For one example, consider the inaccurate information that has led to an anti-vaccine movement and contributed to a revival of measles in the United States. The “study” that initially linked the measles, mumps and rubella vaccine to autism has been thoroughly discredited, and yet the disinformation lingers.

Undoubtedly, there is nothing new about inaccurate information or its influence on public behavior. It’s just that rumors that used to be shared at the water cooler can now be spread to hundreds or thousands of people with the click of a computer mouse.

As Emily Thorson, an author and political scientist at Syracuse University, told Vox.com in 2017: “Misinformation is most dangerous when it causes people to change their behavior. This is why medical misinformation is so concerning — it has direct effects on behavior. With political misinformation, the connection is much weaker, and that’s because preexisting political beliefs are so strong that almost no piece of information — true or false — will change how we vote. Our partisanship even shapes whether we are exposed to that misinformation in the first place.”

The manner in which misinformation can be “weaponized” was evident during the 2016 election. Numerous articles appeared from “newspapers” such as the “Baltimore Gazette” and “Denver Guardian.” Those publications do not exist, but that did not prevent Facebook users from sharing the links thousands of times.

That highlights the urgency of the work that is planned by the Center for an Informed Public. As center Director Jevin West said, “These disinformation campaigns are there to both misinform but also to add noise to the conversation and create bigger rifts.”

Organizers plan to hold a series of forums across the state next year, reaching out to communities to gauge how misinformation impacts them.
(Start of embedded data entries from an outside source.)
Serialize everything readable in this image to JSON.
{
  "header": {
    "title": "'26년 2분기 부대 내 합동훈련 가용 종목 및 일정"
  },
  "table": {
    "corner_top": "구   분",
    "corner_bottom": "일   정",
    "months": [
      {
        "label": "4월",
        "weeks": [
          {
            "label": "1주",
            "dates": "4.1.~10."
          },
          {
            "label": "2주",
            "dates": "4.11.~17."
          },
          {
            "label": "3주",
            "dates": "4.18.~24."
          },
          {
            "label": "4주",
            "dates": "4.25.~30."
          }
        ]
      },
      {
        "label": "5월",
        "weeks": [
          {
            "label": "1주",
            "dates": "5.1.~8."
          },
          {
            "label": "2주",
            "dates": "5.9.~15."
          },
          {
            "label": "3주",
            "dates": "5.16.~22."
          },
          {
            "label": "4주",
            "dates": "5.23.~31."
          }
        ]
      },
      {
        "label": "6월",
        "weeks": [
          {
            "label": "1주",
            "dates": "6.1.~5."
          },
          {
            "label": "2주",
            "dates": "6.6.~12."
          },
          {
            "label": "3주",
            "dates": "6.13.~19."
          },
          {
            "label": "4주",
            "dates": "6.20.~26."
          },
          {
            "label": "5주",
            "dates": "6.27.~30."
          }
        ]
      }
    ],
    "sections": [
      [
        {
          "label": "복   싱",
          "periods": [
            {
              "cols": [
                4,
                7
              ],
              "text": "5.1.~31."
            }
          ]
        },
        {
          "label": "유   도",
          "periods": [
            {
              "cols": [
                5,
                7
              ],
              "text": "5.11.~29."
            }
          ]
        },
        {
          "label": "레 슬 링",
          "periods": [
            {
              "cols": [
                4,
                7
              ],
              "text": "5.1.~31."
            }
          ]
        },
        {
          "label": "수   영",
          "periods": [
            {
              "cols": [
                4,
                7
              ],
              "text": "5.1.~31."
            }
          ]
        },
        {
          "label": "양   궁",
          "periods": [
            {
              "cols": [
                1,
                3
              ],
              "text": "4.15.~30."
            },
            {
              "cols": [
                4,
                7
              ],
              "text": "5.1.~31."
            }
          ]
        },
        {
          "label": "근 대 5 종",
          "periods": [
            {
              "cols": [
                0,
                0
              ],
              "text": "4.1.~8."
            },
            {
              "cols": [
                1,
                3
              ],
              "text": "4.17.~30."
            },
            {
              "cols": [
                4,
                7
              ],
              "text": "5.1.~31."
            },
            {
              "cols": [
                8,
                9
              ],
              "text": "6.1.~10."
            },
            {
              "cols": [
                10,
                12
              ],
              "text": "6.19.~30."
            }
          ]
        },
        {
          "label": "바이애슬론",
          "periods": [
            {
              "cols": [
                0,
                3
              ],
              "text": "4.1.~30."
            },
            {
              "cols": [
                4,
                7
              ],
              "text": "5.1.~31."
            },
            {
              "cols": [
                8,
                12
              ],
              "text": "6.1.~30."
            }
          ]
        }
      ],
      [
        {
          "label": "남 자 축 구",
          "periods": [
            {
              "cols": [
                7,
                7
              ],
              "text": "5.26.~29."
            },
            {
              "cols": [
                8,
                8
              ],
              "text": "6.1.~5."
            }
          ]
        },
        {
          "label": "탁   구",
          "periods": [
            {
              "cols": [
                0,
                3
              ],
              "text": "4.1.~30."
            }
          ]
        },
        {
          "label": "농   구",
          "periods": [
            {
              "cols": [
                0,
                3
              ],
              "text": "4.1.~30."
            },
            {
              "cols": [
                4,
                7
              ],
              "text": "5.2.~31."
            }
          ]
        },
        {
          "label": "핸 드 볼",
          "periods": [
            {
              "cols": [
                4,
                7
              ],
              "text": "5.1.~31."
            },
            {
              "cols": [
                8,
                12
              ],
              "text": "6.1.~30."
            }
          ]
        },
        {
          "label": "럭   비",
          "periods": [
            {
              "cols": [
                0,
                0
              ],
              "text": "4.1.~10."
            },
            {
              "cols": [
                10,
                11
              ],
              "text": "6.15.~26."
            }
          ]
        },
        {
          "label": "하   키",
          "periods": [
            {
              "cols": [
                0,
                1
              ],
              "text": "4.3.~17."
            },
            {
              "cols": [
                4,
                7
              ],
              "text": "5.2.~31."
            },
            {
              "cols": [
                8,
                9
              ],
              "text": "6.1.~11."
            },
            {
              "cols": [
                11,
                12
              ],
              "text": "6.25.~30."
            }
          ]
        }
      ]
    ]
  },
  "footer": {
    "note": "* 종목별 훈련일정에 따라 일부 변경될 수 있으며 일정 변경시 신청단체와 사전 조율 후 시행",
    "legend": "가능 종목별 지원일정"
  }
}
While there is no way to prevent falsehoods from making their way into the marketplace of ideas — or to prevent critics from decrying the truth as “fake news” — there are methods for developing a more discerning audience.

As Thorson said: “Scholars have spent decades understanding how people process, understand, and use information. We have a lot of accumulated knowledge about this stuff. We can build interventions into the system. Is there a single magic bullet? No, but there are steps we can take to make a real difference.”

Those steps, ideally, will lead to a more informed public.